Panel questions oversight of bailout

WASHINGTON -- The federal official policing how the $700 billion financial rescue package is spent told Congress on Wednesday that he is investigating whether political pressure affected the distribution of the money.

Neil Barofsky, the rescue package watchdog, said he will report his findings on "what impact, if any, that lobbyists or other outside influences have had" on the Treasury Department's spending of the money.

Barofsky, the special inspector general for the Troubled Asset Relief Program (TARP), told a House oversight subcommittee he was working to aggressively identify and prevent fraud and waste in the massive program.

Barofsky's message for recipients: "If you try and steal from this program, we will find you. We will investigate you. We will put you in jail."

Rep. Dennis Kucinich, D-Ohio, the panel's chairman, said after the hearing he's glad Barofsky is looking at the possibility of lobbyist influence over the spending.

"The problem with TARP from the beginning is that it puts the government in the position of picking winners and losers," Kucinich said. "Certainly, the possibility of outside influence, namely lobbyists, is always present. This is Washington, D.C., not Disneyland."

Nearly 500 banks have gotten government investments from the program, which also has provided tens of billions of taxpayer dollars to prop up insurer American International Group and automakers General Motors and Chrysler.

Outside pressure had no role in decisions to distribute the $325 billion from the program that has been spent so far, said Neel Kashkari, the Treasury Department official coordinating the rescue.

After he took office in January, Treasury Secretary Timothy Geithner announced he would restrict lobbyists' ability to contact the department about applications for or spending of rescue funds.

Kashkari said the department has heard from officials, such as members of Congress and governors, about the rescue plan but decisions on doling out the money were made based only on economics, not politics.

"I'm confident in saying there's no undue influence at Treasury," Kashkari said.

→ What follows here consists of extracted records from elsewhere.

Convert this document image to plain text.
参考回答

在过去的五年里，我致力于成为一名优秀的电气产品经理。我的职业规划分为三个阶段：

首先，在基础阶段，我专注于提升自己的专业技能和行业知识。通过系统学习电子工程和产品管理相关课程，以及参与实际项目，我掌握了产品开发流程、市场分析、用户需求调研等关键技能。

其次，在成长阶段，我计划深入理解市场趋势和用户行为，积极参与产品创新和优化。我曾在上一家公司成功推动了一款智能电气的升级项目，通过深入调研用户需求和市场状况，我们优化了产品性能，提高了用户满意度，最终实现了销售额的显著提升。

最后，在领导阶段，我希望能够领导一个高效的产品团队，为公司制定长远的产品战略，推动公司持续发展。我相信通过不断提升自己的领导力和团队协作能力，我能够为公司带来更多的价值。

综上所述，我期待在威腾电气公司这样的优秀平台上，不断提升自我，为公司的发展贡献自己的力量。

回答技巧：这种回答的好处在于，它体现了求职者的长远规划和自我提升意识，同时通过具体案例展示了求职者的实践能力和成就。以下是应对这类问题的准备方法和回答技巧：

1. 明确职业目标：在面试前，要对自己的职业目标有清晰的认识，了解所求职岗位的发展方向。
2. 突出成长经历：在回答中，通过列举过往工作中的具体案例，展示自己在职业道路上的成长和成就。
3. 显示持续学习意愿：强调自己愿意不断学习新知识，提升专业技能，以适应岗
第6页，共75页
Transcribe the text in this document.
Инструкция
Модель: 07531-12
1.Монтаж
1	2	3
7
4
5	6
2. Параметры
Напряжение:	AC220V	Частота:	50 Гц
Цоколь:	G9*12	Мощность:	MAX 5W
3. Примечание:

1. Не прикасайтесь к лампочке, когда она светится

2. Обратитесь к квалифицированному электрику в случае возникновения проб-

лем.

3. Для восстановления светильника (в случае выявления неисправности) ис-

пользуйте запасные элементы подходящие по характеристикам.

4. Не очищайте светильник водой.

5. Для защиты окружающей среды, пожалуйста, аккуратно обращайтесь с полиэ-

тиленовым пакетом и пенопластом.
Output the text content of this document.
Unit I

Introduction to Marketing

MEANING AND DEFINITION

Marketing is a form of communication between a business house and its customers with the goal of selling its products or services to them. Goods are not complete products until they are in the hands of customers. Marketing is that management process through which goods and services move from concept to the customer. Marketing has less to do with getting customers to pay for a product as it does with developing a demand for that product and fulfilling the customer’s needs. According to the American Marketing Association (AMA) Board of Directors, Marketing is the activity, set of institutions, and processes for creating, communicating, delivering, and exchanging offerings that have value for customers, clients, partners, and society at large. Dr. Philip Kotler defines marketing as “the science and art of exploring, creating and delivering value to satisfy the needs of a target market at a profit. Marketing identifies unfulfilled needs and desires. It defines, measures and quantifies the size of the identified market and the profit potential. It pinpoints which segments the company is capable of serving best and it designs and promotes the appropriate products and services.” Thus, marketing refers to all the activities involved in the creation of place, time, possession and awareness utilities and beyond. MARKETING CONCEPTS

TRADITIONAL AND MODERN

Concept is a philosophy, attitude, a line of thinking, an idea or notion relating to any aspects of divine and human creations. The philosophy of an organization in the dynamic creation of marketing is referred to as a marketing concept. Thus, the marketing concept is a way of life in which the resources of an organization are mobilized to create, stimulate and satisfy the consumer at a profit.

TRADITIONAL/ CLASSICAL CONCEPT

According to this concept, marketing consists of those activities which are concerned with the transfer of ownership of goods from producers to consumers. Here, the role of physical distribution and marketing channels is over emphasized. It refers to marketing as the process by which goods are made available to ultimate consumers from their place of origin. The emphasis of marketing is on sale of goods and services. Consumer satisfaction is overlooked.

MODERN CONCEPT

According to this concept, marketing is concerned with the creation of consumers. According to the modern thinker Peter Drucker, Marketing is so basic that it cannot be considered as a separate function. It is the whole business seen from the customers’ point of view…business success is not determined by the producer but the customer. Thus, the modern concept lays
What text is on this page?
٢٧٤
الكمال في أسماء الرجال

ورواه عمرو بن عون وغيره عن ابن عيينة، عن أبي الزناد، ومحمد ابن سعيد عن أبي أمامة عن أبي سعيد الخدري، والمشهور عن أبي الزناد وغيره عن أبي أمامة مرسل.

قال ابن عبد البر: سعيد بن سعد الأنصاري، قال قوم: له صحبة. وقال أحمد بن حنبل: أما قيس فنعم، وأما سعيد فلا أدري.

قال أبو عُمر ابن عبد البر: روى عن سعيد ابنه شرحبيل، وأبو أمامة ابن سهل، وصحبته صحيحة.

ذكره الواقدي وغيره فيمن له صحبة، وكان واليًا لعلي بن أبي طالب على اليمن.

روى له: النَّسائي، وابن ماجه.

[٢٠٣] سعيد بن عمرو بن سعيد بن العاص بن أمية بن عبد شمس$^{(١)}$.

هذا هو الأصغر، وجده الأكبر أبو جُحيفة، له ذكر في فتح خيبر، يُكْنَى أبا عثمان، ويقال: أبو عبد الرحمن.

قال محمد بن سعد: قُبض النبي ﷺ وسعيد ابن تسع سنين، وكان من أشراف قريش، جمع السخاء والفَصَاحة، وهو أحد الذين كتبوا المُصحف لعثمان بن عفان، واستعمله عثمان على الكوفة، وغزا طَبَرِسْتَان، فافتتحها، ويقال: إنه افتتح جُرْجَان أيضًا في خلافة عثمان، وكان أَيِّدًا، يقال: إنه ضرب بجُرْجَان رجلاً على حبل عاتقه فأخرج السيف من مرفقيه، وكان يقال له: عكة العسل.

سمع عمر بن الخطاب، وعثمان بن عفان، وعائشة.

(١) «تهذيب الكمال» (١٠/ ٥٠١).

Members of the House panel from both parties criticized the department for not demanding and making public more detailed information about how recipients are spending the rescue money. Barofsky noted in response to questions that he is investigating the $3.6 billion in bonuses Merrill Lynch executives got last year just before Bank of America bought the brokerage house with the help of government money.

"The people back home are madder than hell about what's going on, and they deserve to have all the facts," said Rep. Dan Burton, R-Ind.

Kashkari said he believes that recipients of rescue funds "have a moral obligation to give the American people as much information as possible." But he said the government should not "micromanage" the firms.